Enable Power Display and Customize Its Taskbar Behavior

With PowerToys installed, open it and navigate to the Power Display settings page. Toggle the main switch to enable the tool so its icon appears in your system tray. From this panel, you can tailor how the PowerToys monitor control behaves. First, adjust the activation shortcut if you want a specific key combination to open the controls quickly. Next, decide which monitor settings you actually want to see: you can enable or disable sliders for brightness, contrast, color temperature, rotation, and volume depending on what your monitor supports and what you use most. You can also create and save custom profiles—useful if you swap between a bright daytime setup and a softer, low-glare nighttime configuration. These profiles can then be recalled with a couple of clicks, turning your Windows taskbar settings area into a flexible, profile-based control hub.

Adjust Multiple Monitors from the System Tray

Once Power Display is active, using it is straightforward. Click the Power Display icon in the system tray to open a compact panel showing each detected monitor, typically labeled so you can distinguish your laptop screen from external displays. For each monitor, you’ll see the available sliders: drag brightness up or down, fine-tune contrast, or modify color temperature to reduce eye strain. If your screen supports it, you can rotate the display or adjust volume directly from the same panel. The display adjustment tool applies changes immediately, so you can watch your screens respond in real time. Because each monitor has its own sliders, multi-monitor setups are no longer a chore—you can dim just one display, keep another bright, or mute audio on a specific screen, all without leaving your current application or touching a single physical button.

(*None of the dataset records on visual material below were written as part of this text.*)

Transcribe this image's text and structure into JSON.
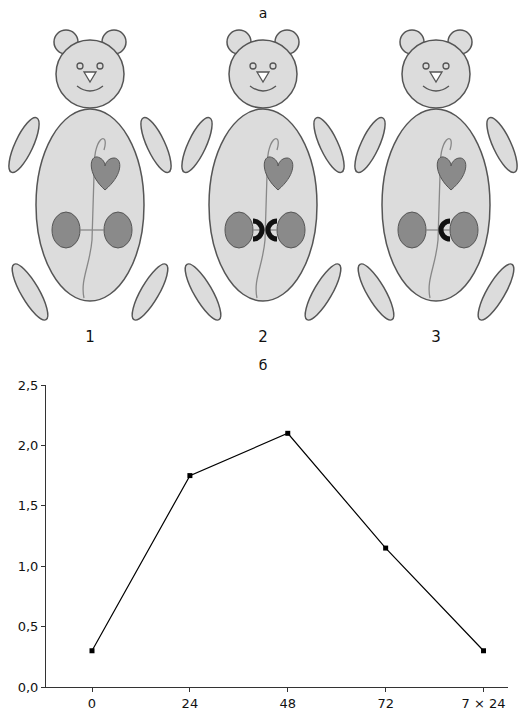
{
  "diagram": {
    "label": "а",
    "mice": [
      "1",
      "2",
      "3"
    ]
  },
  "chart_data": {
    "type": "line",
    "title": "б",
    "categories": [
      "0",
      "24",
      "48",
      "72",
      "7 × 24"
    ],
    "values": [
      0.3,
      1.75,
      2.1,
      1.15,
      0.3
    ],
    "color": "#000000",
    "marker": "square",
    "ylim": [
      0,
      2.5
    ],
    "yticks": [
      {
        "value": 0,
        "label": "0,0"
      },
      {
        "value": 0.5,
        "label": "0,5"
      },
      {
        "value": 1,
        "label": "1,0"
      },
      {
        "value": 1.5,
        "label": "1,5"
      },
      {
        "value": 2,
        "label": "2,0"
      },
      {
        "value": 2.5,
        "label": "2,5"
      }
    ],
    "grid": false
  }
}
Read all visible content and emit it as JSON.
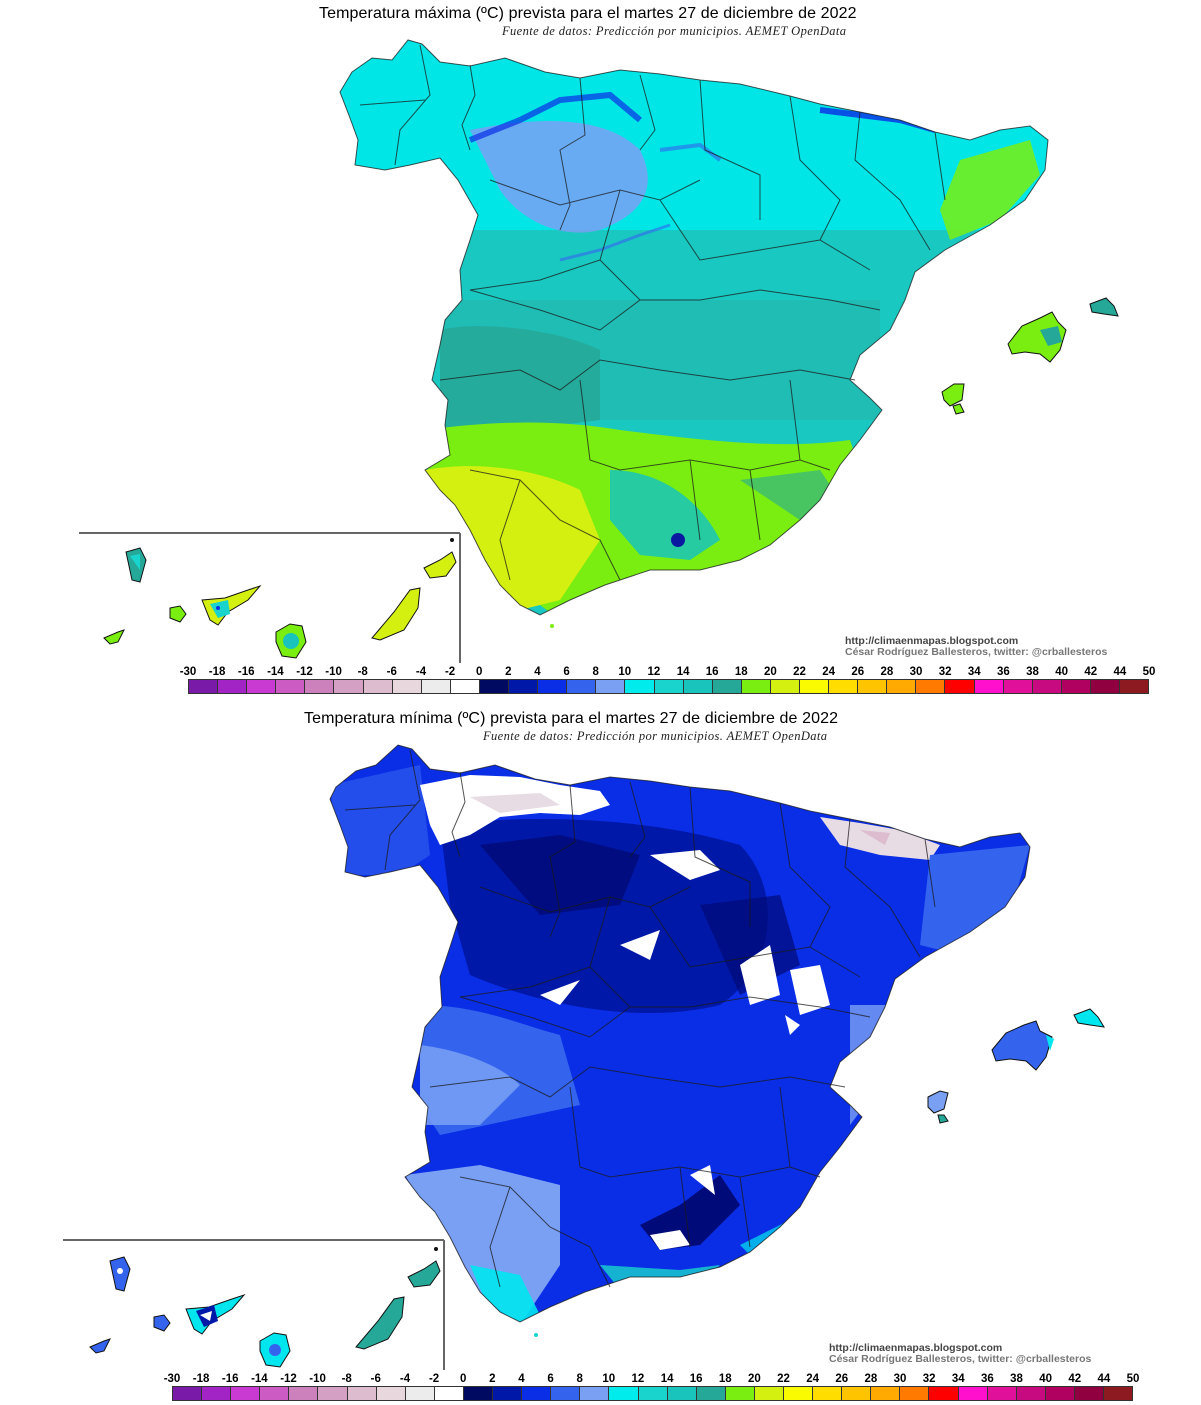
{
  "maps": [
    {
      "id": "max",
      "title": "Temperatura máxima (ºC) prevista para el martes 27 de diciembre de 2022",
      "source": "Fuente de datos: Predicción por municipios. AEMET OpenData",
      "credit_url": "http://climaenmapas.blogspot.com",
      "credit_author": "César Rodríguez Ballesteros, twitter: @crballesteros",
      "dominant_colors": {
        "north": "#00e6e6",
        "center": "#19c8c0",
        "south": "#2aa89e",
        "andalucia_coast": "#ccf000",
        "mountains": "#7799ee",
        "peaks": "#0a1aa0",
        "catalonia": "#77ee22"
      }
    },
    {
      "id": "min",
      "title": "Temperatura mínima (ºC) prevista para el martes 27 de diciembre de 2022",
      "source": "Fuente de datos: Predicción por municipios. AEMET OpenData",
      "credit_url": "http://climaenmapas.blogspot.com",
      "credit_author": "César Rodríguez Ballesteros, twitter: @crballesteros",
      "dominant_colors": {
        "meseta": "#0018b0",
        "coldest": "#000a78",
        "west": "#3a66ee",
        "southwest": "#7799f0",
        "coast": "#00e6ee",
        "snow_peaks": "#ffffff",
        "pyrenees": "#e6d8e0"
      }
    }
  ],
  "colorbar": {
    "labels": [
      "-30",
      "-18",
      "-16",
      "-14",
      "-12",
      "-10",
      "-8",
      "-6",
      "-4",
      "-2",
      "0",
      "2",
      "4",
      "6",
      "8",
      "10",
      "12",
      "14",
      "16",
      "18",
      "20",
      "22",
      "24",
      "26",
      "28",
      "30",
      "32",
      "34",
      "36",
      "38",
      "40",
      "42",
      "44",
      "50"
    ],
    "colors": [
      "#7a1aa8",
      "#a324c4",
      "#c93ad2",
      "#cc5cc4",
      "#cc80bc",
      "#d4a0c4",
      "#dcbcce",
      "#e8d8de",
      "#ececec",
      "#ffffff",
      "#000a60",
      "#0018a8",
      "#0a2ee6",
      "#3464ee",
      "#7aa0f4",
      "#00ecec",
      "#18d4cc",
      "#18c4bc",
      "#26a898",
      "#7aee10",
      "#d4f010",
      "#fafa00",
      "#ffdd00",
      "#ffc400",
      "#ffaa00",
      "#ff7a00",
      "#ff0000",
      "#ff10cc",
      "#e0109a",
      "#c80a80",
      "#b00060",
      "#900040",
      "#8c1a20"
    ]
  },
  "chart_data": [
    {
      "type": "heatmap",
      "title": "Temperatura máxima (ºC) prevista para el martes 27 de diciembre de 2022",
      "subtitle": "Fuente de datos: Predicción por municipios. AEMET OpenData",
      "region": "Spain (Peninsula, Balearic Islands, Canary Islands inset)",
      "legend_bins": [
        "-30",
        "-18",
        "-16",
        "-14",
        "-12",
        "-10",
        "-8",
        "-6",
        "-4",
        "-2",
        "0",
        "2",
        "4",
        "6",
        "8",
        "10",
        "12",
        "14",
        "16",
        "18",
        "20",
        "22",
        "24",
        "26",
        "28",
        "30",
        "32",
        "34",
        "36",
        "38",
        "40",
        "42",
        "44",
        "50"
      ],
      "regional_ranges_c": {
        "Galicia/Cantabrian coast": [
          10,
          14
        ],
        "Castilla y León plateau": [
          8,
          12
        ],
        "Cantabrian & Pyrenees mountains": [
          0,
          6
        ],
        "Central Spain (Madrid/Castilla-La Mancha)": [
          12,
          16
        ],
        "Extremadura": [
          14,
          18
        ],
        "Andalucía (Guadalquivir valley)": [
          18,
          22
        ],
        "Sierra Nevada peaks": [
          2,
          6
        ],
        "Catalonia coast": [
          16,
          20
        ],
        "Valencia/Murcia coast": [
          16,
          20
        ],
        "Balearic Islands": [
          14,
          20
        ],
        "Canary Islands (eastern)": [
          20,
          22
        ],
        "Canary Islands (western summits)": [
          8,
          12
        ]
      }
    },
    {
      "type": "heatmap",
      "title": "Temperatura mínima (ºC) prevista para el martes 27 de diciembre de 2022",
      "subtitle": "Fuente de datos: Predicción por municipios. AEMET OpenData",
      "region": "Spain (Peninsula, Balearic Islands, Canary Islands inset)",
      "legend_bins": [
        "-30",
        "-18",
        "-16",
        "-14",
        "-12",
        "-10",
        "-8",
        "-6",
        "-4",
        "-2",
        "0",
        "2",
        "4",
        "6",
        "8",
        "10",
        "12",
        "14",
        "16",
        "18",
        "20",
        "22",
        "24",
        "26",
        "28",
        "30",
        "32",
        "34",
        "36",
        "38",
        "40",
        "42",
        "44",
        "50"
      ],
      "regional_ranges_c": {
        "Cantabrian mountains & Pyrenees": [
          -4,
          0
        ],
        "Sistema Central / Ibérico / Sierra Nevada peaks": [
          -2,
          0
        ],
        "Castilla y León plateau": [
          0,
          4
        ],
        "Galicia": [
          2,
          6
        ],
        "Central Spain": [
          2,
          6
        ],
        "Extremadura / western Andalucía": [
          6,
          10
        ],
        "Mediterranean & Andalusian coast": [
          8,
          12
        ],
        "Catalonia": [
          4,
          8
        ],
        "Balearic Islands": [
          6,
          12
        ],
        "Canary Islands (coasts)": [
          12,
          18
        ],
        "Teide summit": [
          -2,
          0
        ]
      }
    }
  ]
}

Other New PowerToys Features That Boost Productivity

Power Display is part of a broader update that strengthens PowerToys as a productivity toolkit. The new Grab And Move tool lets you move and resize windows by holding a modifier key and clicking anywhere in the window, instead of hunting for the title bar or edge. By default, holding Alt and left-clicking moves a window, while Alt and right-clicking resizes it horizontally, vertically, or diagonally. You can customize the activation key, disable it when Game Mode is on, and exclude specific apps. Existing tools received upgrades too: Command Palette now lets you pin favorite commands, the Keyboard Manager Editor makes editing recorded key mappings easier, and ZoomIt gains scrolling screenshots so you can capture longer content in one go. Together with taskbar-based monitor control, these improvements make PowerToys a more comprehensive way to streamline everyday Windows workflows.